Elle était heureuse de ces coups. La main de fer qui la pliait, la main qui la retenait au bord de cette adoration continue, au fond de laquelle elle aurait voulu s’anéantir, la fouettait d’un désir sans cesse renaissant. Elle restait néophyte, elle ne descendait que peu à peu dans l’amour, arrêtée brusquement, devinant d’autres profondeurs, ayant le ravissement de ce lent voyage vers des joies qu’elle ignorait. Ce grand repos qu’elle avait d’abord goûté dans l’église, cet oubli du dehors et d’elle-même, se changeait en une jouissance active, en un bonheur qu’elle évoquait, qu’elle touchait.
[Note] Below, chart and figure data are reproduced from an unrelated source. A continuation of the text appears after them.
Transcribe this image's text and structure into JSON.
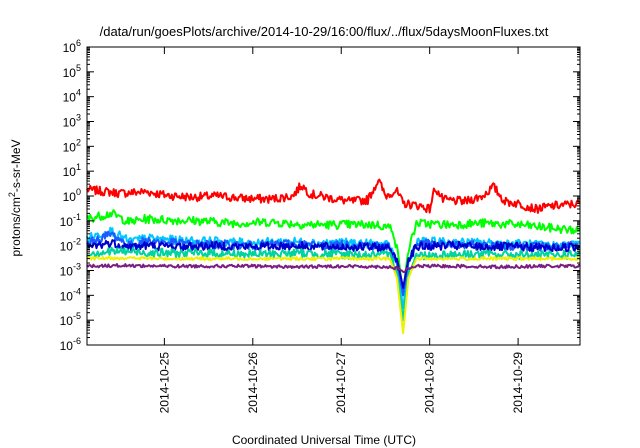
{
  "chart_data": {
    "type": "line",
    "title": "/data/run/goesPlots/archive/2014-10-29/16:00/flux/../flux/5daysMoonFluxes.txt",
    "xlabel": "Coordinated Universal Time (UTC)",
    "ylabel": {
      "base": "protons/cm",
      "sup": "2",
      "rest": "-s-sr-MeV"
    },
    "yscale": "log",
    "ylim_exp": [
      -6,
      6
    ],
    "ytick_base": "10",
    "xlim_days": [
      24.125,
      29.7
    ],
    "x_ticks": [
      {
        "label": "2014-10-25",
        "day": 25
      },
      {
        "label": "2014-10-26",
        "day": 26
      },
      {
        "label": "2014-10-27",
        "day": 27
      },
      {
        "label": "2014-10-28",
        "day": 28
      },
      {
        "label": "2014-10-29",
        "day": 29
      }
    ],
    "grid": false,
    "legend": "none",
    "series": [
      {
        "color": "#ff0000",
        "points": [
          [
            24.125,
            1.8
          ],
          [
            24.5,
            1.3
          ],
          [
            24.8,
            1.5
          ],
          [
            25.0,
            1.1
          ],
          [
            25.3,
            0.9
          ],
          [
            25.6,
            1.0
          ],
          [
            25.9,
            0.8
          ],
          [
            26.2,
            0.75
          ],
          [
            26.45,
            1.0
          ],
          [
            26.55,
            2.8
          ],
          [
            26.65,
            1.2
          ],
          [
            26.9,
            0.8
          ],
          [
            27.1,
            0.6
          ],
          [
            27.3,
            0.7
          ],
          [
            27.42,
            4.5
          ],
          [
            27.5,
            1.0
          ],
          [
            27.62,
            1.7
          ],
          [
            27.7,
            0.5
          ],
          [
            27.9,
            0.4
          ],
          [
            28.0,
            0.3
          ],
          [
            28.06,
            2.2
          ],
          [
            28.15,
            0.7
          ],
          [
            28.4,
            0.6
          ],
          [
            28.6,
            1.0
          ],
          [
            28.72,
            2.4
          ],
          [
            28.85,
            0.6
          ],
          [
            29.0,
            0.5
          ],
          [
            29.2,
            0.3
          ],
          [
            29.4,
            0.4
          ],
          [
            29.7,
            0.5
          ]
        ]
      },
      {
        "color": "#00ff00",
        "points": [
          [
            24.125,
            0.12
          ],
          [
            24.4,
            0.2
          ],
          [
            24.6,
            0.09
          ],
          [
            24.8,
            0.12
          ],
          [
            25.0,
            0.11
          ],
          [
            25.4,
            0.1
          ],
          [
            25.8,
            0.08
          ],
          [
            26.2,
            0.09
          ],
          [
            26.6,
            0.07
          ],
          [
            27.0,
            0.07
          ],
          [
            27.4,
            0.07
          ],
          [
            27.58,
            0.05
          ],
          [
            27.65,
            0.003
          ],
          [
            27.7,
            0.0001
          ],
          [
            27.75,
            0.005
          ],
          [
            27.85,
            0.08
          ],
          [
            28.2,
            0.07
          ],
          [
            28.6,
            0.08
          ],
          [
            29.0,
            0.07
          ],
          [
            29.4,
            0.05
          ],
          [
            29.7,
            0.04
          ]
        ]
      },
      {
        "color": "#00c8ff",
        "points": [
          [
            24.125,
            0.02
          ],
          [
            24.4,
            0.04
          ],
          [
            24.6,
            0.015
          ],
          [
            24.8,
            0.02
          ],
          [
            25.2,
            0.016
          ],
          [
            25.6,
            0.015
          ],
          [
            26.0,
            0.013
          ],
          [
            26.4,
            0.015
          ],
          [
            26.8,
            0.013
          ],
          [
            27.2,
            0.013
          ],
          [
            27.55,
            0.01
          ],
          [
            27.63,
            0.002
          ],
          [
            27.7,
            3e-05
          ],
          [
            27.76,
            0.002
          ],
          [
            27.85,
            0.015
          ],
          [
            28.2,
            0.014
          ],
          [
            28.6,
            0.013
          ],
          [
            29.0,
            0.012
          ],
          [
            29.4,
            0.01
          ],
          [
            29.7,
            0.012
          ]
        ]
      },
      {
        "color": "#1e5aff",
        "points": [
          [
            24.125,
            0.012
          ],
          [
            24.4,
            0.03
          ],
          [
            24.6,
            0.01
          ],
          [
            24.8,
            0.016
          ],
          [
            25.2,
            0.012
          ],
          [
            25.6,
            0.011
          ],
          [
            26.0,
            0.01
          ],
          [
            26.4,
            0.012
          ],
          [
            26.8,
            0.01
          ],
          [
            27.2,
            0.011
          ],
          [
            27.55,
            0.009
          ],
          [
            27.63,
            0.002
          ],
          [
            27.7,
            0.0001
          ],
          [
            27.76,
            0.002
          ],
          [
            27.85,
            0.012
          ],
          [
            28.2,
            0.011
          ],
          [
            28.6,
            0.01
          ],
          [
            29.0,
            0.01
          ],
          [
            29.4,
            0.009
          ],
          [
            29.7,
            0.01
          ]
        ]
      },
      {
        "color": "#0000cd",
        "points": [
          [
            24.125,
            0.009
          ],
          [
            24.4,
            0.013
          ],
          [
            24.6,
            0.009
          ],
          [
            24.8,
            0.01
          ],
          [
            25.2,
            0.009
          ],
          [
            25.6,
            0.01
          ],
          [
            26.0,
            0.009
          ],
          [
            26.4,
            0.01
          ],
          [
            26.8,
            0.009
          ],
          [
            27.2,
            0.009
          ],
          [
            27.55,
            0.008
          ],
          [
            27.63,
            0.003
          ],
          [
            27.7,
            0.0002
          ],
          [
            27.76,
            0.003
          ],
          [
            27.85,
            0.009
          ],
          [
            28.2,
            0.01
          ],
          [
            28.6,
            0.009
          ],
          [
            29.0,
            0.009
          ],
          [
            29.4,
            0.008
          ],
          [
            29.7,
            0.009
          ]
        ]
      },
      {
        "color": "#00d2a0",
        "points": [
          [
            24.125,
            0.005
          ],
          [
            24.5,
            0.006
          ],
          [
            25.0,
            0.005
          ],
          [
            25.5,
            0.005
          ],
          [
            26.0,
            0.0045
          ],
          [
            26.5,
            0.005
          ],
          [
            27.0,
            0.0045
          ],
          [
            27.55,
            0.004
          ],
          [
            27.63,
            0.001
          ],
          [
            27.7,
            1e-05
          ],
          [
            27.76,
            0.001
          ],
          [
            27.85,
            0.004
          ],
          [
            28.3,
            0.0045
          ],
          [
            28.8,
            0.0045
          ],
          [
            29.3,
            0.004
          ],
          [
            29.7,
            0.0045
          ]
        ]
      },
      {
        "color": "#f0f000",
        "points": [
          [
            24.125,
            0.003
          ],
          [
            24.5,
            0.0032
          ],
          [
            25.0,
            0.003
          ],
          [
            25.5,
            0.003
          ],
          [
            26.0,
            0.003
          ],
          [
            26.5,
            0.003
          ],
          [
            27.0,
            0.003
          ],
          [
            27.55,
            0.003
          ],
          [
            27.63,
            0.0005
          ],
          [
            27.7,
            3e-06
          ],
          [
            27.76,
            0.0005
          ],
          [
            27.85,
            0.003
          ],
          [
            28.3,
            0.003
          ],
          [
            28.8,
            0.003
          ],
          [
            29.3,
            0.003
          ],
          [
            29.7,
            0.003
          ]
        ]
      },
      {
        "color": "#7a1e82",
        "points": [
          [
            24.125,
            0.0015
          ],
          [
            24.5,
            0.0016
          ],
          [
            25.0,
            0.0015
          ],
          [
            25.5,
            0.0015
          ],
          [
            26.0,
            0.0015
          ],
          [
            26.5,
            0.0014
          ],
          [
            27.0,
            0.0015
          ],
          [
            27.55,
            0.0014
          ],
          [
            27.64,
            0.0012
          ],
          [
            27.7,
            0.0009
          ],
          [
            27.76,
            0.0012
          ],
          [
            27.85,
            0.0015
          ],
          [
            28.3,
            0.0015
          ],
          [
            28.8,
            0.0014
          ],
          [
            29.3,
            0.0015
          ],
          [
            29.7,
            0.0015
          ]
        ]
      }
    ]
  }
}
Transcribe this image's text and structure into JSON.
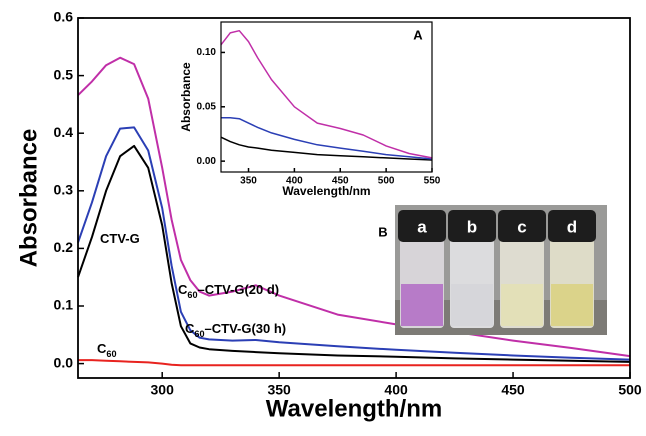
{
  "chart_data": [
    {
      "type": "line",
      "x_label": "Wavelength/nm",
      "y_label": "Absorbance",
      "x": [
        264,
        270,
        276,
        282,
        288,
        294,
        300,
        304,
        308,
        312,
        316,
        320,
        330,
        340,
        350,
        375,
        400,
        425,
        450,
        475,
        500
      ],
      "series": [
        {
          "name": [
            "CTV-G"
          ],
          "color": "#000000",
          "values": [
            0.15,
            0.22,
            0.3,
            0.36,
            0.378,
            0.34,
            0.24,
            0.14,
            0.065,
            0.035,
            0.028,
            0.025,
            0.022,
            0.02,
            0.018,
            0.014,
            0.012,
            0.009,
            0.007,
            0.005,
            0.003
          ]
        },
        {
          "name": [
            "C",
            "60",
            "–CTV-G(30 h)"
          ],
          "color": "#2b3fb5",
          "values": [
            0.21,
            0.28,
            0.36,
            0.408,
            0.41,
            0.37,
            0.27,
            0.17,
            0.09,
            0.058,
            0.045,
            0.042,
            0.04,
            0.041,
            0.037,
            0.03,
            0.024,
            0.019,
            0.014,
            0.01,
            0.007
          ]
        },
        {
          "name": [
            "C",
            "60",
            "–CTV-G(20 d)"
          ],
          "color": "#c02fa8",
          "values": [
            0.466,
            0.49,
            0.518,
            0.531,
            0.52,
            0.46,
            0.34,
            0.25,
            0.18,
            0.145,
            0.125,
            0.118,
            0.125,
            0.136,
            0.118,
            0.085,
            0.068,
            0.055,
            0.04,
            0.027,
            0.013
          ]
        },
        {
          "name": [
            "C",
            "60"
          ],
          "color": "#e8231f",
          "values": [
            0.006,
            0.006,
            0.005,
            0.004,
            0.003,
            0.002,
            0,
            -0.002,
            -0.003,
            -0.003,
            -0.003,
            -0.003,
            -0.003,
            -0.003,
            -0.003,
            -0.003,
            -0.003,
            -0.003,
            -0.003,
            -0.003,
            -0.003
          ]
        }
      ],
      "xlim": [
        264,
        500
      ],
      "xticks": [
        300,
        350,
        400,
        450,
        500
      ],
      "ylim": [
        -0.025,
        0.6
      ],
      "yticks": [
        {
          "value": 0,
          "label": "0.0"
        },
        0.1,
        0.2,
        0.3,
        0.4,
        0.5,
        0.6
      ]
    },
    {
      "type": "line",
      "x_label": "Wavelength/nm",
      "y_label": "Absorbance",
      "panel_label": "A",
      "x": [
        320,
        330,
        340,
        350,
        360,
        375,
        400,
        425,
        450,
        475,
        500,
        525,
        550
      ],
      "series": [
        {
          "color": "#000000",
          "values": [
            0.022,
            0.018,
            0.015,
            0.013,
            0.012,
            0.01,
            0.008,
            0.006,
            0.005,
            0.004,
            0.003,
            0.002,
            0.001
          ]
        },
        {
          "color": "#2b3fb5",
          "values": [
            0.04,
            0.04,
            0.039,
            0.035,
            0.031,
            0.026,
            0.02,
            0.015,
            0.012,
            0.009,
            0.006,
            0.004,
            0.002
          ]
        },
        {
          "color": "#c02fa8",
          "values": [
            0.107,
            0.118,
            0.12,
            0.11,
            0.095,
            0.075,
            0.05,
            0.035,
            0.03,
            0.024,
            0.014,
            0.007,
            0.003
          ]
        }
      ],
      "xlim": [
        320,
        550
      ],
      "xticks": [
        350,
        400,
        450,
        500,
        550
      ],
      "ylim": [
        -0.01,
        0.128
      ],
      "yticks": [
        {
          "value": 0,
          "label": "0.00"
        },
        {
          "value": 0.05,
          "label": "0.05"
        },
        {
          "value": 0.1,
          "label": "0.10"
        }
      ]
    }
  ],
  "photo": {
    "label": "B",
    "vials": [
      "a",
      "b",
      "c",
      "d"
    ]
  }
}
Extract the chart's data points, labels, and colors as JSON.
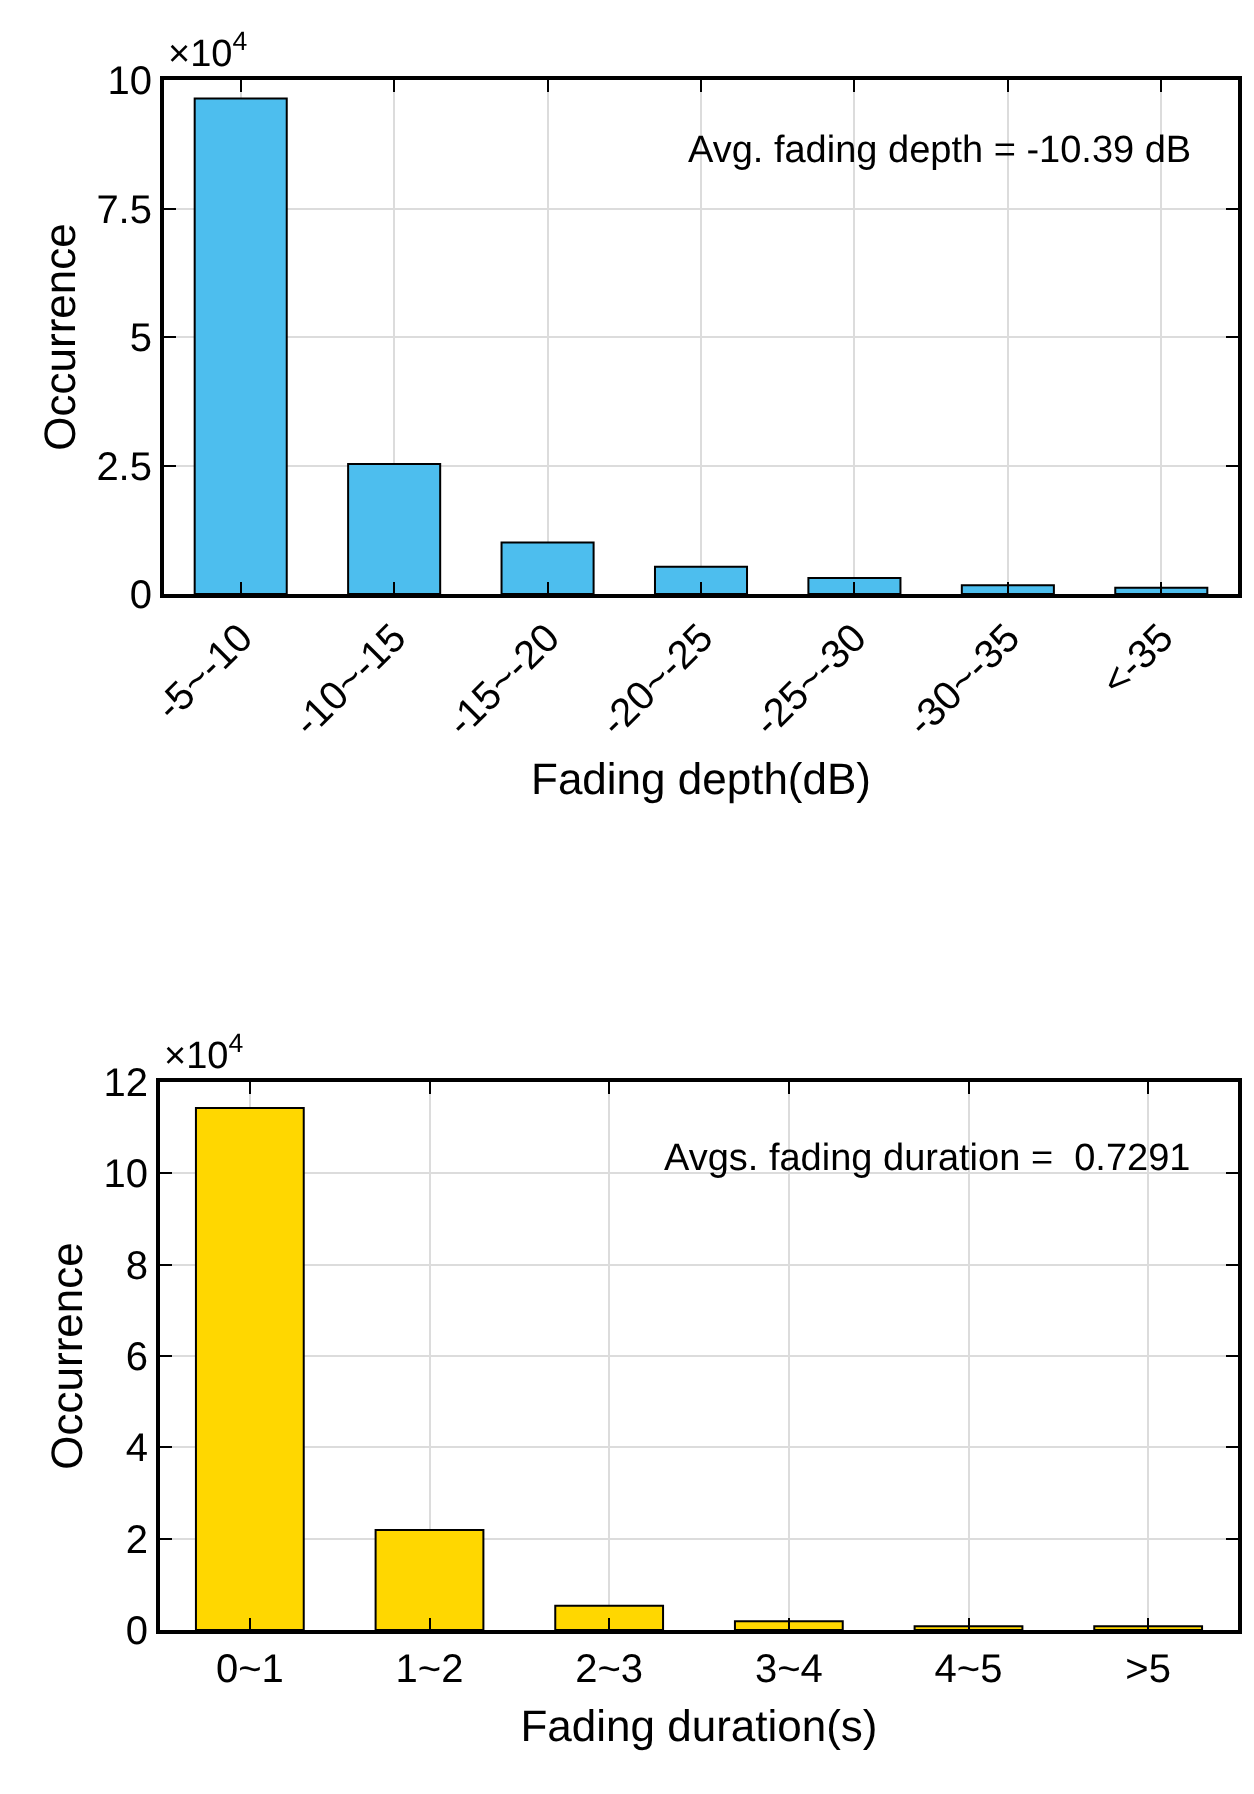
{
  "chart_data": [
    {
      "type": "bar",
      "categories": [
        "-5~-10",
        "-10~-15",
        "-15~-20",
        "-20~-25",
        "-25~-30",
        "-30~-35",
        "<-35"
      ],
      "values": [
        9.64,
        2.53,
        1.0,
        0.53,
        0.31,
        0.17,
        0.12
      ],
      "color": "#4dbeee",
      "ylim": [
        0,
        10
      ],
      "yticks": [
        0,
        2.5,
        5,
        7.5,
        10
      ],
      "xlabel": "Fading depth(dB)",
      "ylabel": "Occurrence",
      "annotations": [
        "×10$^{4}$",
        "Avg. fading depth = -10.39 dB"
      ],
      "grid": true,
      "legend": false
    },
    {
      "type": "bar",
      "categories": [
        "0~1",
        "1~2",
        "2~3",
        "3~4",
        "4~5",
        ">5"
      ],
      "values": [
        11.43,
        2.19,
        0.53,
        0.19,
        0.08,
        0.08
      ],
      "color": "#ffd700",
      "ylim": [
        0,
        12
      ],
      "yticks": [
        0,
        2,
        4,
        6,
        8,
        10,
        12
      ],
      "xlabel": "Fading duration(s)",
      "ylabel": "Occurrence",
      "annotations": [
        "×10$^{4}$",
        "Avgs. fading duration =  0.7291"
      ],
      "grid": true,
      "legend": false
    }
  ]
}
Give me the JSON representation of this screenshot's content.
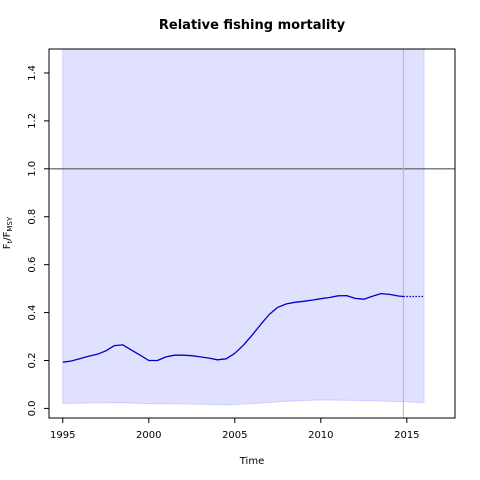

C’était le bonheur dont elle avait vaguement senti le désir depuis sa jeunesse, et qu’elle trouvait enfin à quarante ans ; un bonheur qui lui suffisait, qui l’emplissait de ses belles années mortes, qui la faisait vivre en égoïste, occupée à toutes les sensations nouvelles s’éveillant en elle comme des caresses.

— Soyez bon, murmurait-elle à l’abbé Faujas ; soyez bon, car j’ai besoin de bonté.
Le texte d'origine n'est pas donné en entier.